I saw a face I should have never seen, because it made me cross the line

Once you break that final barrier and your mind can no longer keep track

You find yourself in Hell, and there is no way to go back

 

Oh, babygirl if you fall in love with a stranger

then it’s 99% made up in your head

My haunted head

Can’t you see the danger

Of clinging on to an illusion until you’re dead

Life goes by so fast you know, you know

 

I’m running, thinking, spinning in circles

Creating a noose around my neck

Screaming in my head «I’m just trying to save myself!»

But all it really does for me is leaving me a wreck

 

Oh babygirl, babygirl

Why can’t you see the danger

You fool yourself

’Cuz if you fall in love with a stranger

It’s 99% all made up in your head

and are you really hellbent on

clinging to this illusion until you’re dead..?

Life goes by too fast, you know, you know!

 

I wrote «I’m no slave to love», and I guess it’s true because this can not be love

I’m just hooked by the fantasy

It used to be a lifeline

Now it only adds to my misery

 

And I sing to myself: Ooh..

Babygirl, babygirl..

Why can’t you see the danger

You fool yourself

’Cuz if you fall in love with a stranger

It’s 99% all made up in your head

and are you really hellbent on

clinging to this illusion until you’re dead..?
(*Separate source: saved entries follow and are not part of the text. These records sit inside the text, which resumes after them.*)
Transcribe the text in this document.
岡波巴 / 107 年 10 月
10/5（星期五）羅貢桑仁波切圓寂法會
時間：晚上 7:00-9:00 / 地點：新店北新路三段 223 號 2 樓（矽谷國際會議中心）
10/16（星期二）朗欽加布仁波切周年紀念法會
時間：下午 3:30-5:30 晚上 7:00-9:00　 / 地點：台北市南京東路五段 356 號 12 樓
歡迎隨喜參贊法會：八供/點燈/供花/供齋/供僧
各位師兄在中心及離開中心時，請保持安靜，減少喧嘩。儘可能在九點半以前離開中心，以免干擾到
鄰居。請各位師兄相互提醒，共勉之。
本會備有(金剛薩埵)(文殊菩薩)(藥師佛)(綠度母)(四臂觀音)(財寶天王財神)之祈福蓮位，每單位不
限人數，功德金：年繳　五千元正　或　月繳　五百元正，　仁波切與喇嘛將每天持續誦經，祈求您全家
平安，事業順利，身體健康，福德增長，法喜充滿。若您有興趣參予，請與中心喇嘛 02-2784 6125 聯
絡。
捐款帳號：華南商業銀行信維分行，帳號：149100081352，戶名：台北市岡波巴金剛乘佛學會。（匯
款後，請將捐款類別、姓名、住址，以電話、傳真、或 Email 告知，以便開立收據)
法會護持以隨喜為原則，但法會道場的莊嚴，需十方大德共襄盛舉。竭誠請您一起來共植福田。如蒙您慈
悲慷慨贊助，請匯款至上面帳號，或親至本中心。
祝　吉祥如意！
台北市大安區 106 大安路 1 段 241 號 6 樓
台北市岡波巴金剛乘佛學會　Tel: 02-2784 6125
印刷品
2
Life goes by too fast, you know, you know!

Life goes by too fast!

You have to let it go..

You know, you know, you know

 

What I want

Madness looked me dead in the eye, and asked «What do you wish for the most?» and I answered «The truth» and madness said «Well, you can have it if you stay here».

 

I was lied to, and I should have known, because I’ve been lied to too many times for me to even keep a score.

 

You lied, they lied, hell even I lie to myself from time to time, so what’s there to even be mad about.

 

I press on my mind to feed me answers, but there is an imagination in there, fuelled by desire and longing, and man does that fuck me up if I keep the machinery going.

 

And when I’m crazy that’s all I do.

 

And it feels good because I can believe anything, and believe anything I do. I see back and forth, and I see many things that never was, never will be. But in my mind it is, and it’s a beautiful and terrible web of lies I made, in order to.. Survive, I guess.

 

But it is not REAL. And after years of living like a spider (or maybe I’m more of the fly, the prey) there’s one thing I’ve realised and that is that I want what is real. No matter how dark this ‘real’ may be- that’s what I want. That’s all I want.

 

I wobble around in madness looking for something that just is not ment for me. The glorious ‘truth’ will not unfold no matter how long I stay there, within the walls of madness..

 

It’s a lost cause.

 

I wanted the truth so I could have some form of justice, but now I have to face the fact that Life. Is. Unfair.

 

So I take my broken mind and I look madness dead in the eye right back and I swear to it «I am more than merely just you» and I go back to living in the real world.

 

Please let me stay here as long as possible. That’s all I want.